(Sebuah catatan
dari novel “JalanTak Ada Ujung” karya Mochtar Lubis)
Suasana kehidupan
pasca kemerdekaan adalah suasana getir dan menegangkan. Tidak ada ketenangan
dalam keseharian. Para pemuda pejuang kemerdekaan masih berkeliaran di
tempat-tempat tertentu. Mereka berjaga kalau Belanda hendak menguasai kembali
negeri Indonesia. Karena kemerdekaan adalah harga mati bagi bangsa ini.
Meskipun pelopor utama di dalamnya adalah para pemuda saja. Orang yang memiliki
darah mendidih karena usianya atau karena semangat nasionalismenya yang luar
biasa tinggi.
Tokoh Guru Isa
adalah sosok yang sangat lembut. Seorang yang selalu ramah dalam bertingkah.
Tidak menyukai kekerasan, perkelahian, terlebih letusan tembak. Sosok Guru Isa
adalah sosok Guru yang sangat tulus mendidik generasi bangsa. Sosok yang
memiliki kehangatan dalam berumah tangga. Sosok yang sabar dalam kemelaratan
dan kemiskinan. Setiap waktu, yang tergambar dari wajahnya adalah cahaya cerah
yang muncul dari matanya yang teduh dan senyumnya yang tergores indah.
Berbeda dengan
Guru Isa, Hazil adalah seorang pemuda yang berdarah-darah dalam bersikap.
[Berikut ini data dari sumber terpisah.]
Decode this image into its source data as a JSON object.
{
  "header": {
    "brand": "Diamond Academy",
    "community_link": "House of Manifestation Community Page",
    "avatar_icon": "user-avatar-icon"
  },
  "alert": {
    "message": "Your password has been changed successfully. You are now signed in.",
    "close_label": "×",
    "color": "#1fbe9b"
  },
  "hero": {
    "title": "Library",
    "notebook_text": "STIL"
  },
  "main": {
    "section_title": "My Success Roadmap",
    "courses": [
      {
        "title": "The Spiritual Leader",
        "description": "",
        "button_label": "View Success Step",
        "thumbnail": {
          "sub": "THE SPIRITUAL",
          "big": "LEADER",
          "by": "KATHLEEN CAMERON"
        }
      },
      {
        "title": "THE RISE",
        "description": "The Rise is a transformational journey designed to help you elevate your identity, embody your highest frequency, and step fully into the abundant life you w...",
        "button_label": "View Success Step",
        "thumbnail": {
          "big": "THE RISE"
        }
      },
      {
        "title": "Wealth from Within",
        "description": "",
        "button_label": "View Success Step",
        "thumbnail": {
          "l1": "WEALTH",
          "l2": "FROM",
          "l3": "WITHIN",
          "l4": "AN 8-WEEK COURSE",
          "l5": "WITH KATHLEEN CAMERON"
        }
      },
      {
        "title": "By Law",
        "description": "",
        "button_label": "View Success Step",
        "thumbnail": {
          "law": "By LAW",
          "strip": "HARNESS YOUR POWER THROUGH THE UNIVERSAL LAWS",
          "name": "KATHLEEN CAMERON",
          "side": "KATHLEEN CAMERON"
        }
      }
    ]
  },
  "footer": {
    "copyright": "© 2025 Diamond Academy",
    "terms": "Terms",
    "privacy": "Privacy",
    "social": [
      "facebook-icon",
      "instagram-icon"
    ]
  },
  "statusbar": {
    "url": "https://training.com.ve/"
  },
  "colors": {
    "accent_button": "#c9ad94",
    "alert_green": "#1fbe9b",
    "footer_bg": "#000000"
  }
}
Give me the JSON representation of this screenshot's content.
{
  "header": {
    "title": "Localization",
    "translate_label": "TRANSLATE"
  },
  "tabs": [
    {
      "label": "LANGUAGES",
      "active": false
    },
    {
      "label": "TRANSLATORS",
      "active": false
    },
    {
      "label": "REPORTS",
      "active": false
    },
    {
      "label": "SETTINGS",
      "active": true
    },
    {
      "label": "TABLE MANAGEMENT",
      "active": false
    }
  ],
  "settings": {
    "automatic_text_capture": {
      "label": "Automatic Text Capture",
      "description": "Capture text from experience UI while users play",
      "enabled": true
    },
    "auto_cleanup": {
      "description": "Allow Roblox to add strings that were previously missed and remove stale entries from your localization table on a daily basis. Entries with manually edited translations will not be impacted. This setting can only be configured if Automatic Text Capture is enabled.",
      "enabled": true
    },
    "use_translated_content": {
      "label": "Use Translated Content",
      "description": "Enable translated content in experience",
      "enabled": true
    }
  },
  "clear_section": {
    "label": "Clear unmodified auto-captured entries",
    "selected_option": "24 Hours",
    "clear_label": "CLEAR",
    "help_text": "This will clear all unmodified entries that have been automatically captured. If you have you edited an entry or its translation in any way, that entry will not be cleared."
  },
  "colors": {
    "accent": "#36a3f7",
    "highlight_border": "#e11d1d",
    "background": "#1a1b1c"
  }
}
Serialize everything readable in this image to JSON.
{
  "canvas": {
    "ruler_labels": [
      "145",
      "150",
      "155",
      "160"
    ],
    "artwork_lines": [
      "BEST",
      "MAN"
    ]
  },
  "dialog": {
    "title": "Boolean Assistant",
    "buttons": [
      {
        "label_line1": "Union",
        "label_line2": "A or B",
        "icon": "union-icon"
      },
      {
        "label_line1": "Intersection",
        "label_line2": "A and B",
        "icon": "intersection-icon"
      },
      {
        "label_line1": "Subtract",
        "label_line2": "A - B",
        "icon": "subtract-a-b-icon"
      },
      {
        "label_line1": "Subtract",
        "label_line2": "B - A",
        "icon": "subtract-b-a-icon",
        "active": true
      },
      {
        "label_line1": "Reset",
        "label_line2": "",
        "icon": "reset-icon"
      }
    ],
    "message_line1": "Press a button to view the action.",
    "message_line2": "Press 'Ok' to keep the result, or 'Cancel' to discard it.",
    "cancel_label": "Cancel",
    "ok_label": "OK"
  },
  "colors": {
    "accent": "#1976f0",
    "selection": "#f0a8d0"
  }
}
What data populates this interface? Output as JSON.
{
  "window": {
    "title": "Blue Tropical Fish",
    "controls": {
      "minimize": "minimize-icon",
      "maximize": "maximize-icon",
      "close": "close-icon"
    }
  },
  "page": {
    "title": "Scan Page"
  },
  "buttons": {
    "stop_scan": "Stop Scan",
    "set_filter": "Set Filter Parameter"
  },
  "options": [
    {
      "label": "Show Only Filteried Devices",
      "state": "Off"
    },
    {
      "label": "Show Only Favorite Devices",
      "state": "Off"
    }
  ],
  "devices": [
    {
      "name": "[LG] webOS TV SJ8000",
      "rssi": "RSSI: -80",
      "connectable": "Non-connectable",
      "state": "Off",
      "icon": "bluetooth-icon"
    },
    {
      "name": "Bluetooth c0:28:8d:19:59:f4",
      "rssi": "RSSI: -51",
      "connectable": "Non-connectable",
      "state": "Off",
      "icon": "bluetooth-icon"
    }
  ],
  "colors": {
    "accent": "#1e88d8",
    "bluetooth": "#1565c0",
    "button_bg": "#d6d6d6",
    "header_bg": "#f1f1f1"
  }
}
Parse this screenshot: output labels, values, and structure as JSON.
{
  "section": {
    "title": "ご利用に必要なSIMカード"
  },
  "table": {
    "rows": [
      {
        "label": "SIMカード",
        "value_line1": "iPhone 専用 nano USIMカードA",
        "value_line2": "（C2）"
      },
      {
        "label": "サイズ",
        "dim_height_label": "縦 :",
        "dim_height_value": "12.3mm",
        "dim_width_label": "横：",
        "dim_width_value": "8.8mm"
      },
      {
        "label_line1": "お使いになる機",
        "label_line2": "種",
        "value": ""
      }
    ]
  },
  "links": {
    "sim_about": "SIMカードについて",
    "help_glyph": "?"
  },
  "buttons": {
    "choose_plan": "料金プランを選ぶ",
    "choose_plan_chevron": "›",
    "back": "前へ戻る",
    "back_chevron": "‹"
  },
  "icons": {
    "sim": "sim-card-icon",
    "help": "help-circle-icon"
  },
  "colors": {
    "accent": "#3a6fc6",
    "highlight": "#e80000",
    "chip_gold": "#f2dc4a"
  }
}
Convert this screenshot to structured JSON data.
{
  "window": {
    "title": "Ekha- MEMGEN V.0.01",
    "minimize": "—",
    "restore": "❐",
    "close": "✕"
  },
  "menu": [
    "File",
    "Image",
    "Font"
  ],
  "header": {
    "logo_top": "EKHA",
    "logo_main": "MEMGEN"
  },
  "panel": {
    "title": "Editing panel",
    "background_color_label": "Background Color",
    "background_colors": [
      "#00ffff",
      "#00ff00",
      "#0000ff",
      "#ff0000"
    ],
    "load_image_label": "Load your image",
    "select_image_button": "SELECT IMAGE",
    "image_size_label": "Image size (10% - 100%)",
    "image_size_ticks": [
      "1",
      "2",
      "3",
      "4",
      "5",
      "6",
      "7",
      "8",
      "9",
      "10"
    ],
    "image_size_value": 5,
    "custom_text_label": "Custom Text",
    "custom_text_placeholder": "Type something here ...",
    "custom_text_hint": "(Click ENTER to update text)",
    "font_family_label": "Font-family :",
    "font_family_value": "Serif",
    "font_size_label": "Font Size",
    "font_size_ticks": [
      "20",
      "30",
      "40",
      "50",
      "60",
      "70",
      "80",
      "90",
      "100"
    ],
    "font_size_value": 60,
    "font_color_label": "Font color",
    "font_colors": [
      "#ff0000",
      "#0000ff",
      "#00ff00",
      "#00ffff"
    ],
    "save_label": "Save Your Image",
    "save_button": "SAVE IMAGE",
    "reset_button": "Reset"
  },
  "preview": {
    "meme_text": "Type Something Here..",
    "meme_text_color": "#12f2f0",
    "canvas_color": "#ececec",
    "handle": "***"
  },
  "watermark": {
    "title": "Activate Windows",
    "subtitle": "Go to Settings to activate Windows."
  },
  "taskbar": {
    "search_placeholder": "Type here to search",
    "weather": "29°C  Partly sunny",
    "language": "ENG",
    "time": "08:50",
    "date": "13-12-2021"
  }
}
Seorang yang semangat dalam memperjuangkan kemerdekaan. Baginya, kemerdekaan
tidak bisa ditawar dengan harga apa pun di dunia ini. Ia memiliki keberanian
yang luar biasa dalam mengambil sikap. Mungkin, mati atas nama negara adalah
kehormatan baginya. Hazil adalah anggota dari kelompok pejuang kemerdekaan yang
senantiasa siap membela negara dari orang asing yang akan menjajah negaranya. Barangkali,
pemuda seperti inilah yang diharapkan Soekarno untuk bisa mengguncang dunia.
Dalam novel ini,
Mochtar Lubis mengambil setting zaman pasca kemerdekaan. Sebuah catatan sejarah
yang penting untuk disimpan. Karena sejarah harus selalu dilestarikan dalam
khasanah kehidupan. Sebagai upaya mengomparasikannya dalam perencanaan
kehidupan masa yang akan datang.
Novel ini
memberikan sebuah catatan masa silam tentang keadaan Negara Indonesia yang
buram. Tentang kehidupan pasca kemerdekaan yang sangat getir. Di mana begitu
banyak para pejuang kemerdekaan yang ditangkap dan dibunuh. Tentara Belanda
masih sering berkeliaran dan memorak-porandakan tempat-tempat umum semaunya. Menembak
mati siapa saja, entah bersalah atau tidak.
Di samping itu,
tokoh Guru Isa yang tidak suka terhadap bentuk kekerasan, selalu terganggu
dunia psikologisnya ketika mendengar letupan senapan dari tangan tentara
Belanda. Ia sudah kehilangan kelelakiannya –dalam hal kekerasan—sejak bertahun
silam. Kalau mendengar suara letupan senapan, Guru Isa selalu bergetar.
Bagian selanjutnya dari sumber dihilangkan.